Werai Indigenous Protected Area
At Werai, the Traditional Owners have achieved something few believed possible. The 12,000 ha state forest handed back as freehold, for management as an Indigenous Protected Area. Friends of the Earth spoke with Jeanette Crew about how this unfolded back in 2010. "In the lead up, people thought it was pie in the sky, but if you don't raise the issue it doesn't get addressed."
Too true. In March 2008 Friends of the Earth's Barmah-Millewa collective (now River Country campaign) campaigners met in Deniliquin when red gum conservationists began a comprehensive engagement program with Traditional Owners across the Riverina. The aim was to negotiate land management proposals that would deliver environmental and Indigenous outcomes. All parties were keen to explore any option that would protect ecosystems and secure Traditional Owner rights to country, and believed jointly managed national parks to be the most politically feasible and legally secure option available.
Many groups agreed with us. From the outset, however, the Wamba Wamba pushed in another direction. Whilst supportive of conservation goals, experience had made them skeptical of partnering with the state conservation agency and not afraid to explore alternative options.
Friends of the Earth had always eyed the Indigenous Protected Area program with a wistful 'if only' attitude. A great program for Traditional Owners who have already had their land returned, we didn't feel it showed much promise for State Forest where vested logging interests were lined up against any conservation move, let alone Indigenous land justice.
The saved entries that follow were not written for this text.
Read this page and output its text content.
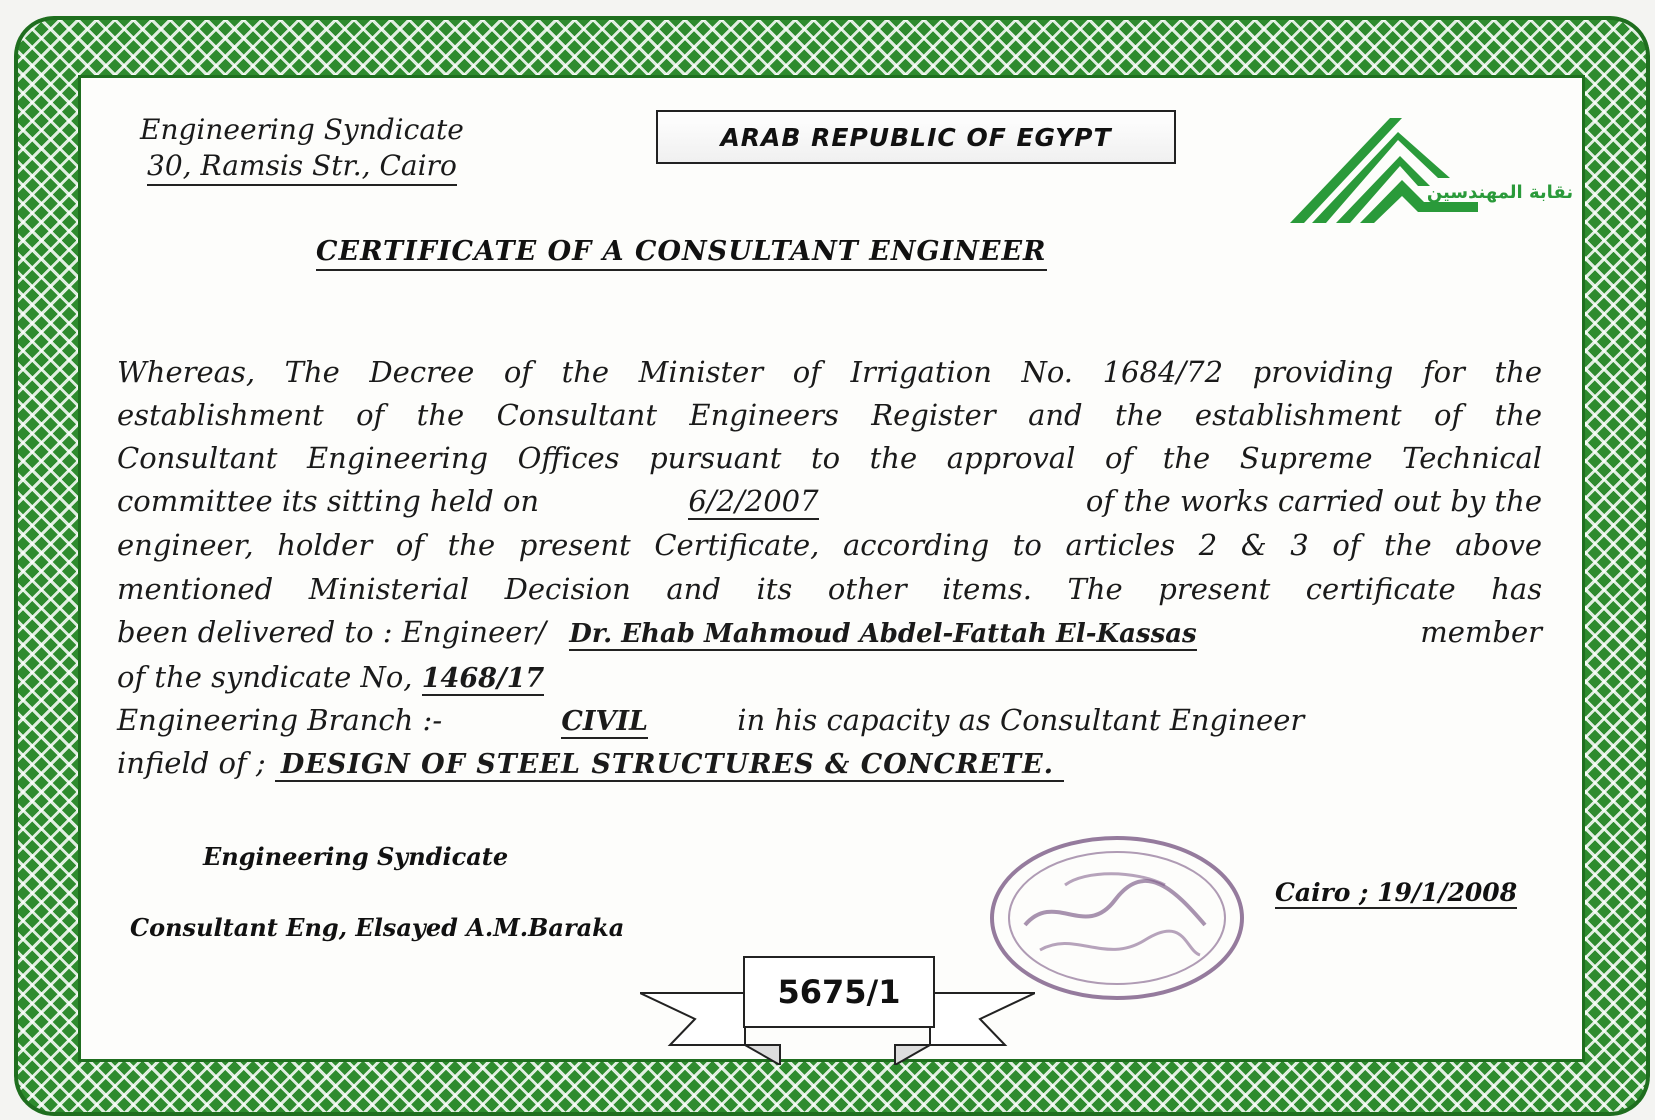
Engineering Syndicate
30, Ramsis Str., Cairo
ARAB REPUBLIC OF EGYPT
نقابة المهندسين
CERTIFICATE OF A CONSULTANT ENGINEER
Whereas, The Decree of the Minister of Irrigation No. 1684/72 providing for the
establishment of the Consultant Engineers Register and the establishment of the
Consultant Engineering Offices pursuant to the approval of the Supreme Technical
committee its sitting held on	6/2/2007	of the works carried out by the
engineer, holder of the present Certificate, according to articles 2 & 3 of the above
mentioned Ministerial Decision and its other items. The present certificate has
been delivered to : Engineer/ Dr. Ehab Mahmoud Abdel-Fattah El-Kassas	member
of the syndicate No, 1468/17
Engineering Branch :-	CIVIL	in his capacity as Consultant Engineer
infield of ; DESIGN OF STEEL STRUCTURES & CONCRETE.
Engineering Syndicate
Consultant Eng, Elsayed A.M.Baraka
Cairo ; 19/1/2008
5675/1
The Wamba Wamba were happy to talk to Friends of the Earth, but they wanted a lot of questions answered that we weren't in a position to do. They commissioned an options paper from the Environment Defenders Office examining alternative management arrangements for Werai Forest. Shortly after, they began dialogue with Forests NSW about the IPA program. In 2009 they jointly began an IPA-funded project to look at joint management options for the northern part of Werai – an area of limited appeal to the logging industry because of its low timber yields.
By the time the Natural Resources Commission regional assessment came to town, an IPA was considered viable by both parties, and Commissioner John Williams listened with interest. He recommended that the entire forest – including areas the loggers wanted to keep – be handed over to the Wamba Wamba. And the then Labor government took his advice.
"I think I'm still pinching myself," Jeanette told Friends of the Earth. "Even though that's what I believed in and wanted, and in my own head didn't have any doubts that it could happen ... it's bigger than anything we've achieved before."
This is an edited version of an article that appeared in Chain Reaction - Friends of the Earth's national magazine in 2010.